"The
Disputation"
Play
at New End Theatre, Hampstead
Reviewed by Percy Gourgey, MBE
The
play is based on a book of the same name by Prof Hyam Maccoby,
a distinguished scholar and author on Jewish Christian relations
(who was a fellow congregant in Richmond Synagogue until
his move to Leeds) and it has received wide acclaim in the
United States and here.
It
concerns a disputation between a renowned Rabbi, Moses ben
Nachman, with a Jewish convert to Christianity, Pablo Christiani,
in Aragon, Spain in 1263 Barcelona on Jewish and Christian
beliefs, held under the authority of King James. The rabbi
agreed to take part on condition that he had full freedom
of expression which the King accepted.
I
found the whole play, and especially the actual debate,
of riveting interest, and I asked the organisers of the
production for a copy of the script which covers the whole
gamut of emotions aroused in a dialogue of this nature.
Robert Rietty put in a performance of intense sensitivity
to the arguments involved as a Christian monk, Raymond de
Penaforte, or Brother Raymond as he is called
in the play. He asks Nachmanides to be conciliatory and
not press his case too forcefully lest he arouse Christian
anger, but the former insisted on his right to put his case
as he thought fit. One point he made was that if the founder
of Christianity was described as the "Prince of Peace"
a phrase used in Isaiahs prophecies
what peace had the world known, especially with the ongoing
crusades at the time, since the start of Christianity. Hence
the Jewish belief that the Messiah was still to come.
This
put me in mind of the Talmudic view that by the Jewish Year
6000 (in the Tractate Sanhedrin 95a) the Messiah would have
come and the Third Temple built in Jerusalem.

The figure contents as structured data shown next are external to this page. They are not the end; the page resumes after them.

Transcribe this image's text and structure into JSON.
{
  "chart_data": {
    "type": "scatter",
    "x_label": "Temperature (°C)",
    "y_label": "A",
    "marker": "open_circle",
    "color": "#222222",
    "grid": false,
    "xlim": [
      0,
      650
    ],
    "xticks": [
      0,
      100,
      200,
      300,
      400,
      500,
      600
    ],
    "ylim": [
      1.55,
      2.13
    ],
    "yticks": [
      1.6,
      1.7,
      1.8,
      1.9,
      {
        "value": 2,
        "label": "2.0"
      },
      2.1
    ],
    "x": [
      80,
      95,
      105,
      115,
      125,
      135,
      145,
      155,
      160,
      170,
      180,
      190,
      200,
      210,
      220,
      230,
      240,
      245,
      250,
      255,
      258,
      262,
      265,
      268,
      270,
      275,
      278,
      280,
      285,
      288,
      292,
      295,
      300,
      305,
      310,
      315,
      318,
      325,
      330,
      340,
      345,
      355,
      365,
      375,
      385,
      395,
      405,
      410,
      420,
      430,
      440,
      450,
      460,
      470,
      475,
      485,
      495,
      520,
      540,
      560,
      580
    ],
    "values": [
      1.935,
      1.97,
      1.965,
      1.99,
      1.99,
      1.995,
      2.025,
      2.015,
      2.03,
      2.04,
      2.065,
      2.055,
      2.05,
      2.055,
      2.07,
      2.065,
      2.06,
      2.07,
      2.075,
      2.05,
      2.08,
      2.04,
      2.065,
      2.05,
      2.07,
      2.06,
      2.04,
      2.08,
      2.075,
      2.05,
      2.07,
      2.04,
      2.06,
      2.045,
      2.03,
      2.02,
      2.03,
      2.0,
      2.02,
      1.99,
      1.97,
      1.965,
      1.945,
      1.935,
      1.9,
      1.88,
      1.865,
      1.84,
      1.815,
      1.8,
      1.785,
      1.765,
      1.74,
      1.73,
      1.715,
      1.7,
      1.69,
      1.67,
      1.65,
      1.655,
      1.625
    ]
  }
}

Perhaps we
should start an organisation now to study and act upon the
far-reaching implication of this view! For instance, who
would have thought that when Herzl convened the First World
Zionist Congress in 1897 in Basle, Switzerland, after writing
his famous book, "Der Juden Staat", that the State
in Israel would come into being just fifty years later to
justify his vision!
This
play has striking relevance in this age with the Churchs
Mission to the Jews, current attempts in Israel to convert
Jews made by monks and nuns and, in this country, the "Jews
for Jesus" organisation in universities and elsewhere,
appealing to vulnerable and ignorant Jews. In a fitting
comment on Maccobys work, Chief Rabbi Dr Jonathan
Sacks has stated that "God has given us many faiths
but only one world in which to live together. On our response
to that challenge, much of our future will depend."